22 Ocak 2012 Pazar

A / Z



"Önümüzdeki 24 yıl boyunca Hakan Günday okumayı düşünmüyorum." demiştim. Hata etmişim. O'nun o yazıyorum öyleyse varım havasından, siyah tişörtlerinden, cool tavırlarından ve uzun yağlı saçlarından hâlâ hiç hoşlanmıyorum. Lâkin, adam yazıyor beyler!

Daha önce okumadığınız bir yazara son kitabından başlamak belki onu tersten anlamaya çalışmak gibi. Biraz zor, biraz karmaşık. Az, bu yargıları alt üst, beni mest etti.

Birbirlerinin sadece  " ^  "  bu işaret kadar farklı olan Derdâ ve Derda.
Biri ilk âdet gördüğü gün bir şeyhin oğluyla evlendirilip, Londra'ya bir nevî tutsaklığa yollanıyor. Diğeri, anne kanı üzerinde kökleniyor, kendi kendini mezarlıklarda büyütüyor. Oğuz Türkleri'nden ve gayriresmi anarşist. Az'ı okumuş olanlar ne demek istediğimi anlayacaklardır elbet.

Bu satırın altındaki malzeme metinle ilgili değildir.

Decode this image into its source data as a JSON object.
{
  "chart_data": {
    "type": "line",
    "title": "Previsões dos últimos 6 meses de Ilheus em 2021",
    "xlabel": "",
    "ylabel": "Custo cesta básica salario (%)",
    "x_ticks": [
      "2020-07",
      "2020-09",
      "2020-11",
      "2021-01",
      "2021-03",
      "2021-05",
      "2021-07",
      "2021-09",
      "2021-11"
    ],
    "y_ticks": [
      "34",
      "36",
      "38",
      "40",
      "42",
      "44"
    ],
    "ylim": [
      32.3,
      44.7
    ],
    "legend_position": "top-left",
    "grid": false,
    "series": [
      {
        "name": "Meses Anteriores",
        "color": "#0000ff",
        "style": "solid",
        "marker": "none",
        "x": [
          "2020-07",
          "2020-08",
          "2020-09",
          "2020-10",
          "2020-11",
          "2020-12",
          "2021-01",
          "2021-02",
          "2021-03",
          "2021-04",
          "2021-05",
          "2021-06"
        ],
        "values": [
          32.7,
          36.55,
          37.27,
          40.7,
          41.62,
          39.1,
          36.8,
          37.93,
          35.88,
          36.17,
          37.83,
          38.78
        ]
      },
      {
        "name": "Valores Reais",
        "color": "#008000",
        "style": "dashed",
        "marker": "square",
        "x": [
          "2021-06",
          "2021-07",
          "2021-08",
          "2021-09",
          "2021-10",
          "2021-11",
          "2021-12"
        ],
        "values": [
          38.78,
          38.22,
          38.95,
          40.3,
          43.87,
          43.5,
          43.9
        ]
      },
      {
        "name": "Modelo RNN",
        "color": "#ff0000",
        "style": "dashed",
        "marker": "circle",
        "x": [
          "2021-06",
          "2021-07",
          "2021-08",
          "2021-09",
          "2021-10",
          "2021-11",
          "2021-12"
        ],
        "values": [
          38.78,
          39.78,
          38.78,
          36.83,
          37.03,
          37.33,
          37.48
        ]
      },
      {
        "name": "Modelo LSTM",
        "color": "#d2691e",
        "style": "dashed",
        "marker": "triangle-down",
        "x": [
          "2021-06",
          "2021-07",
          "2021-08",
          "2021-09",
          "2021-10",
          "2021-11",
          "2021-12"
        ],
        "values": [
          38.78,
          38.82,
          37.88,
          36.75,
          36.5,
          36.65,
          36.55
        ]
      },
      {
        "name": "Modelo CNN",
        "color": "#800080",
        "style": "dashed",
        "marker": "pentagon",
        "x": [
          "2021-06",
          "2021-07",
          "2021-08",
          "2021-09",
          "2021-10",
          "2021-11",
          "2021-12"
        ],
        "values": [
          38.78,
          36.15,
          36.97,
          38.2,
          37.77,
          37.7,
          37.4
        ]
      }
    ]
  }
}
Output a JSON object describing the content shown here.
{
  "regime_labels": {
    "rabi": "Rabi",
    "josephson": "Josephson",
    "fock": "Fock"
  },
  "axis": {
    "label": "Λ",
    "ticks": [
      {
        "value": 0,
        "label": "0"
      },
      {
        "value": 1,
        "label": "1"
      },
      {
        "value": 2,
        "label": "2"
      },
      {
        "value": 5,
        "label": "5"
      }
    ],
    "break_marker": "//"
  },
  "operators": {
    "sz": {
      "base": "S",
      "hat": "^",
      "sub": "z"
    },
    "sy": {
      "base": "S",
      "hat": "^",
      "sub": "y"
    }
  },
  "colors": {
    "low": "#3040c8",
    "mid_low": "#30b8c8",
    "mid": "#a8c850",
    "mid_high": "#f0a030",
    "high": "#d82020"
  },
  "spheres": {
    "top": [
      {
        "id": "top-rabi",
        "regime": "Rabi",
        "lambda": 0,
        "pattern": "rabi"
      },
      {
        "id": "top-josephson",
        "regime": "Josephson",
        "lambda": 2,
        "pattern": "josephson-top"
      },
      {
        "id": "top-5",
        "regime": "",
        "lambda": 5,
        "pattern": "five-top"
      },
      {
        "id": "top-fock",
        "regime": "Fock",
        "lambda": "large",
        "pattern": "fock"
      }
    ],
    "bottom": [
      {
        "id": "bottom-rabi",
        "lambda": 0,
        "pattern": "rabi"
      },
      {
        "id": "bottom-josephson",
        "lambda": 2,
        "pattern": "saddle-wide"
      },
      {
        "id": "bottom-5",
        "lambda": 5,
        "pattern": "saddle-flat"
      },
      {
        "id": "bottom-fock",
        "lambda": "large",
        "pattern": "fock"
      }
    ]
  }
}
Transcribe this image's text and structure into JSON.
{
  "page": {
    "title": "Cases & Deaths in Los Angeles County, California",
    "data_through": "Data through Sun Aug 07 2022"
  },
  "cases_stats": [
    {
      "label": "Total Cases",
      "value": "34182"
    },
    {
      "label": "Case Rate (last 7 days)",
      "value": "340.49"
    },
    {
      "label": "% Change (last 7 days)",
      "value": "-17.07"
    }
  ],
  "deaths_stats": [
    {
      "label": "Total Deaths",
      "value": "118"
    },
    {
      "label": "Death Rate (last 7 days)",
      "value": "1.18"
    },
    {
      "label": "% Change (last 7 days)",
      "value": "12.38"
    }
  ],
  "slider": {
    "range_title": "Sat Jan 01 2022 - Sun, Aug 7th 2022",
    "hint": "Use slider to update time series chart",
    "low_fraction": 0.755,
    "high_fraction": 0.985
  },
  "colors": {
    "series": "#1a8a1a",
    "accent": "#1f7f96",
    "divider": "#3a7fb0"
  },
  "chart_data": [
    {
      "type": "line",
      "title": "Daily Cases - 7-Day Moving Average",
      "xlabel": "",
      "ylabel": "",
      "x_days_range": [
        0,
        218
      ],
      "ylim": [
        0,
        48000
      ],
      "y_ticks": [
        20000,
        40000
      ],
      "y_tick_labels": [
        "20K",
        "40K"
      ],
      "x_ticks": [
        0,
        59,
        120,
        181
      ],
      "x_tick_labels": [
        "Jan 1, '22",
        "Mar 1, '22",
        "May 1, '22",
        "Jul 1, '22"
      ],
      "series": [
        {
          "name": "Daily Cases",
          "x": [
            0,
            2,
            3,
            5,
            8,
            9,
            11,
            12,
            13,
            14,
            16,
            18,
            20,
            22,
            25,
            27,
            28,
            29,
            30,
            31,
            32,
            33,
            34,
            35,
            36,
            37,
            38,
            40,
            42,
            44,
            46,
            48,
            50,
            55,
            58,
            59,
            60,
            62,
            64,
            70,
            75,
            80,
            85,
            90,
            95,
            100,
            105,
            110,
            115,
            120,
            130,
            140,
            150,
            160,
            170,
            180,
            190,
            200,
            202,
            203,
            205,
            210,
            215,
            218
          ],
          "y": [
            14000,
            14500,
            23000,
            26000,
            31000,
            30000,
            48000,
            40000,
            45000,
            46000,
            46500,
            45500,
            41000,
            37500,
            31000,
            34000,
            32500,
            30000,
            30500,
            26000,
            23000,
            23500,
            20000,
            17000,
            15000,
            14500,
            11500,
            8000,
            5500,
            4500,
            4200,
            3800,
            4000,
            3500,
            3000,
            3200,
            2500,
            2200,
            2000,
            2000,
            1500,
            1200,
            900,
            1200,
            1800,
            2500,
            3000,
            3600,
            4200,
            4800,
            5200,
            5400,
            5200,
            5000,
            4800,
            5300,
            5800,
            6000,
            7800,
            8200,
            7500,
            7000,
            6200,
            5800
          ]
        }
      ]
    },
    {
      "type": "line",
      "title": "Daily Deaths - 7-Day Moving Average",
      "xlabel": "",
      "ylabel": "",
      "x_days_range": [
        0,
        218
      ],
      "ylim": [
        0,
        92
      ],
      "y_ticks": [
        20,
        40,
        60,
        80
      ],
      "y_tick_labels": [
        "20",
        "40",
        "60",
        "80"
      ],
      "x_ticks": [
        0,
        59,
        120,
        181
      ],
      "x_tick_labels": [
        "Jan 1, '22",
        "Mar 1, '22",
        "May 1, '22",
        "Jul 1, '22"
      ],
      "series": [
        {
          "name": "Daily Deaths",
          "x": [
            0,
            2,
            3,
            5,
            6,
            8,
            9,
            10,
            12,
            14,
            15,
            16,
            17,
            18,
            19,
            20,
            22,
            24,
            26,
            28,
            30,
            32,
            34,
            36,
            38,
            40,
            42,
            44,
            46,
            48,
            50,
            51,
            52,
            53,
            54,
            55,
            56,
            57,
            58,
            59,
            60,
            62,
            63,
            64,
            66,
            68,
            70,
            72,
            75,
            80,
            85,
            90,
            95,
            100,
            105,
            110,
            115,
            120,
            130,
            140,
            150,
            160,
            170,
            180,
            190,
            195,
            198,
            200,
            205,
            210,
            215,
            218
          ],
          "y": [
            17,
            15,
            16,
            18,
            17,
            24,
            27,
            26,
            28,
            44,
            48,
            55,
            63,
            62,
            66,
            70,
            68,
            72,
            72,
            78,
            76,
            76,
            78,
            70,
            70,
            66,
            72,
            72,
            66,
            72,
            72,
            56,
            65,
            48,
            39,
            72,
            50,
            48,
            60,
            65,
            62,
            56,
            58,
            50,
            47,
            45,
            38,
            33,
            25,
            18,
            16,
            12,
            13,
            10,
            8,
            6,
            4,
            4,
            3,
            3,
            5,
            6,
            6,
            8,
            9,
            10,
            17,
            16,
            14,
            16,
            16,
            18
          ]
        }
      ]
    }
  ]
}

Tüm erkeklerin kötü olduğu bir roman bu. Tüm kadınların kendi kanıyla sulandığı, sulandıkça çiçek gibi büyüdüğü, büyüdükçe çoğaldığı ve intikama merak sardığı bir roman. Tesadüf'ün başrolde bir roman.

İşte tüm bu yüzden başımın üzerinde taşıyacağım roman.